Le dirigeant du groupe BePublic, aux activités majoritairement impactées par la crise, oscille entre optimiste et inquiétude… sans pouvoir s’empêcher de pointer les failles de notre système.

Vincent CHARPIN DIRIGEANT DU GROUPE BEPUBLIC

Vincent Charpin, Dirigeant du groupe BePublic © Benjamin Lachenal

Comment allez-vous ?

Je vais bien ! Depuis un peu plus d’un an j’ai quitté le Medef et j’ai disparu des radars au même moment. J’ai récupéré la totalité de mon agenda alors que j’en étais privé des deux tiers. J’avais un rythme beaucoup plus soutenu, parfois trépidant ou exaltant, mais souvent fatiguant. Du coup, je vis aujourd’hui un peu comme un ours. Après, est-ce qu’il faut que ça dure ou pas… Je n’en tire pas de conclusion particulière. Je n’ai pas retrouvé d’appétence pour la chose publique. Elle était très forte lorsque j’avais cette mission et aujourd’hui ça a disparu. Et, au demeurant, je trouve ça plutôt rassurant d’être capable de jouir d’une nouvelle vie sans être sans cesse interpellé. Malgré tout, en ce moment, il y a pas mal de choses qui me titillent !

Lesquelles ?

La crise que l’on vit est extrêmement intéressante à de multiples titres. Tout le monde n’y voit pas les mêmes choses, les mêmes nécessités de changements. Moi j’y vois quand même l’expression d’un système qui est à bout de souffle à de nombreux égards. Il y a des choses à changer. J’ai donc parfois envie de reprendre mon bâton de pèlerin ou les gants pour défendre certains sujets.

Ce qui me peine, c’est que le gouvernement engloutit des dizaines de milliards pour soutenir l’emploi et les entreprises et qu’il y a une très grosse déperdition. Dans nos entreprises qui sont contraintes à une activité réduite, voire à une activité zéro, on met les gens au chômage partiel. C’est super que cette mesure existe, mais je trouve dingue que l’on indemnise les gens en leur demandant de rester chez eux et de ne surtout pas travailler alors que les entreprises ont un besoin fou de garder toutes leurs ressources autour d’elles pour construire de nouvelles choses.

Personnellement, j’ai besoin de trouver de nouveaux clients, de nouvelles idées. Il faut concevoir, prototyper, rendre le produit viable juridiquement, commercialement… C’est un chemin colossal. Les entreprises ont donc besoin d’avoir tout le monde sur le pont en cette période de crise. Et donc je regrette qu’on ne donne pas plutôt aux entreprises de quoi payer les salaires de leurs employés pour travailler sur l’innovation. Je pense que c’est une occasion manquée colossale. Il y a certains secteurs où, bien sûr, ce n’est pas du tout applicable, mais ça l’est dans plein d’entreprises, dès lors qu’on a une part de création, d’innovation.

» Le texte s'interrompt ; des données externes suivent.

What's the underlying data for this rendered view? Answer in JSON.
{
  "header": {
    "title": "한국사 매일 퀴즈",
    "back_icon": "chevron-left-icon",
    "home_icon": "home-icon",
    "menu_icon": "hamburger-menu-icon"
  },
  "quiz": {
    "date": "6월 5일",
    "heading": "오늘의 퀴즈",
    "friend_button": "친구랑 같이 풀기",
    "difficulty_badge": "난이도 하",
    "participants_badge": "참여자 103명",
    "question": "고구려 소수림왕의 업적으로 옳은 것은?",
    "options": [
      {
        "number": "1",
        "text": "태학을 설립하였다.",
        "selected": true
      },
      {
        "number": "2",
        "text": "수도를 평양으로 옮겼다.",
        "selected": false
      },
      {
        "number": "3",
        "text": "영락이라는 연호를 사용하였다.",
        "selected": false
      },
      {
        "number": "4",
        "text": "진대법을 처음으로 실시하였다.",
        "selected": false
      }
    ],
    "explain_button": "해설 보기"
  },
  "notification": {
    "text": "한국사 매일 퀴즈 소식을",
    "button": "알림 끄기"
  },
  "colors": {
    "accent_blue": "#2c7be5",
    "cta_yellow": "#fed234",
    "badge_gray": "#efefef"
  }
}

Malheureusement, en France, on a le culte de l’inactivité. On est malade de ça. Même l’inactivité du chef d’entreprise est sur-rémunérée ! Lorsqu’il gagne sa vie, il est surtaxé. En revanche, lorsqu’il vend sa boîte, il ne l’est pas. Les cessions de capitaux sont toujours moins taxées que la rémunération du travail. Là où un chef d’entreprise gagne le mieux sa vie, c’est lorsqu’il vend sa boîte, quand il tombe dans l’inactivité ! D’une manière générale, si nous faisions cette correction de moins rémunérer l’inactivité et mieux rémunérer l’activité, l’économie française serait beaucoup plus vertueuse et on réglerait au passage des problèmes sociaux…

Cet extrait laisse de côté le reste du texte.